JURNALSUKABUMI.COM – Pemerintah Kota Sukabumi memastikan ketersediaan pangan menjelang Natal dan Tahun Baru (Nataru) masih tergolong aman dan stabil.
Hal ini dibuktikan dengan hasil Operasi Pangan Gabungan yang digelar tim gabungan dari unsur Forkopimda, DKP3, Diskumindag, Diskominfo, Satpol PP, Bagian Perekonomian, dan Dinkes Kota Sukabumi keempat pasar di Kota Sukabumi pada Kamis, (21/12/2023).
Penjabat Wali Kota Sukabumi, Kusmana Hartadji, mengatakan bahwa operasi pangan gabungan ini dilakukan untuk menjamin ketersediaan dan keamanan pangan menjelang Nataru.
Empat pasar yang menjadi lokasi operasi gabungan adalah Pasar Pelita, Superindo City Mall, Swalayan Yogya, dan Pasar Degung. Dalam operasi tersebut, tim gabungan melakukan pengecekan terhadap ketersediaan bahan pangan, seperti beras, daging, telur, dan sayur-mayur.
Dari hasil pengecekan, tim gabungan menemukan bahwa ketersediaan bahan pangan di pasar-pasar Kota Sukabumi cukup aman. Harga bahan pangan juga relatif stabil, bahkan ada beberapa kebutuhan mengalami penurunan harga.
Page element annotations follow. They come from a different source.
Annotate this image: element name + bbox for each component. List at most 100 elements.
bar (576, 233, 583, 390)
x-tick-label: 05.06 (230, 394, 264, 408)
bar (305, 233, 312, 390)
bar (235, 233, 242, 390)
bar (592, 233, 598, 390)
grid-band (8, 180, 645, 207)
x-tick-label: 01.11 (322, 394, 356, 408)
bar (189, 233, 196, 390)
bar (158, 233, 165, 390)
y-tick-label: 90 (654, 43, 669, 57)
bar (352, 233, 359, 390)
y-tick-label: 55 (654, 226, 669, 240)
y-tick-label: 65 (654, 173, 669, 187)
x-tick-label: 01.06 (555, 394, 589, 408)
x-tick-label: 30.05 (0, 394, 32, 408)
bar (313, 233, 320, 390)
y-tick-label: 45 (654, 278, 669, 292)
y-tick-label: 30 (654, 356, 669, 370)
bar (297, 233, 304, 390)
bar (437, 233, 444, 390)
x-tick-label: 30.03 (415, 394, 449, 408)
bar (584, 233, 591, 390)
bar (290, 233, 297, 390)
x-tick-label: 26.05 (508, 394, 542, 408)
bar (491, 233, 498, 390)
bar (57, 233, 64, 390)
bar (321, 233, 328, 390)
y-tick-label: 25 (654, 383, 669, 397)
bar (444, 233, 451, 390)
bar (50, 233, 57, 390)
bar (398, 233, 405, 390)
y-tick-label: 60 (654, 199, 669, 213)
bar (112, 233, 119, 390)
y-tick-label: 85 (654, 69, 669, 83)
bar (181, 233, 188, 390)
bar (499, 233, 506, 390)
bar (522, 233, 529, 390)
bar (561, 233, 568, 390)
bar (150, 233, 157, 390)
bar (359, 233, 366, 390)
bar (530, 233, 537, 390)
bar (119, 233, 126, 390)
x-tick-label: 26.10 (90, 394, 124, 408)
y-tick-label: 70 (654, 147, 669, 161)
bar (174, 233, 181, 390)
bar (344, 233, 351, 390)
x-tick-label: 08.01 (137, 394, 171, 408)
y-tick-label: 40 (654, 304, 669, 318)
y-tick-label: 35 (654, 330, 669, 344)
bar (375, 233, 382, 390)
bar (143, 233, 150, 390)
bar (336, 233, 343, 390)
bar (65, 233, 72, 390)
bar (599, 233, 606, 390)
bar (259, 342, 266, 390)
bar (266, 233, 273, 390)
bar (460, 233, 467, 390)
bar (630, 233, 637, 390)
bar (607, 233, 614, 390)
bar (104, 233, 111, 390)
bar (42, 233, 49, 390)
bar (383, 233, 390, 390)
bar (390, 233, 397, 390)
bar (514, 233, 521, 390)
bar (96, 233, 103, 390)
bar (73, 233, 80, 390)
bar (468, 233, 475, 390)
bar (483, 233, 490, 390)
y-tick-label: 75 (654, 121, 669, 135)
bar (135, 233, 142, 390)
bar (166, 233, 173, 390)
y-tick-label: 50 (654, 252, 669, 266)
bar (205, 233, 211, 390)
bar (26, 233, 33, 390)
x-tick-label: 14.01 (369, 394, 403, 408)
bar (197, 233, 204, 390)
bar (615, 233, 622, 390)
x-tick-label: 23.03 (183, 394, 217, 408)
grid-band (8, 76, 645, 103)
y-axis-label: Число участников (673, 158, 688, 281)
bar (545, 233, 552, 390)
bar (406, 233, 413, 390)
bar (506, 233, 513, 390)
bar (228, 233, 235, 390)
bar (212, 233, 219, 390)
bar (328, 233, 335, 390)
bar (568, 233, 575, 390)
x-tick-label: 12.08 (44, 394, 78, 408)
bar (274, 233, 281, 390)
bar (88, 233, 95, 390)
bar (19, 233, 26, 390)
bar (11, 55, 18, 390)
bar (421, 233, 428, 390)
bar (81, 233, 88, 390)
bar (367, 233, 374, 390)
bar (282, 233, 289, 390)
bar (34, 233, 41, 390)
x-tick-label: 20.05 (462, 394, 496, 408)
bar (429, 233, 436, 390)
“Alhamdulillah dari empat objek yang saya kunjungi bersama tim, untuk stok kebutuhan pangan, yang merupakan kebutuhan paling mendasar bagi masyarakat kita, terjamin. Dari hasil pertanyaan kepada beberapa pedagang, stok cukup memadai untuk Nataru kali ini,” kata Kusmana.
Kusmana menuturkan, operasi pangan gabungan difokuskan mengawasi harga-harga kebutuhan pokok. Hasil pemantauan tercatat ketersediaan beras cukup, termasuk ketersediaan beras SPHP Bulog Rp10.500 ketersediaannya cukup banyak. Termasuk-harga-harga yang mempengaruhi inflasi. Seperti cabai saat ini mengalami penurunan harga.
“Mudah-mudahan harga kebutuhan ini tetap stabil. Karena untuk pangan ini semakin hari, perhatian kita semakin besar, ya. Ini merupakan tugas kita dan pemerintah harus hadir untuk mengetahui. Kalau ada gejolak, kan kita akan cepat mengantisipasinya, apa saja yang harus kita lakukan,” jelasnya.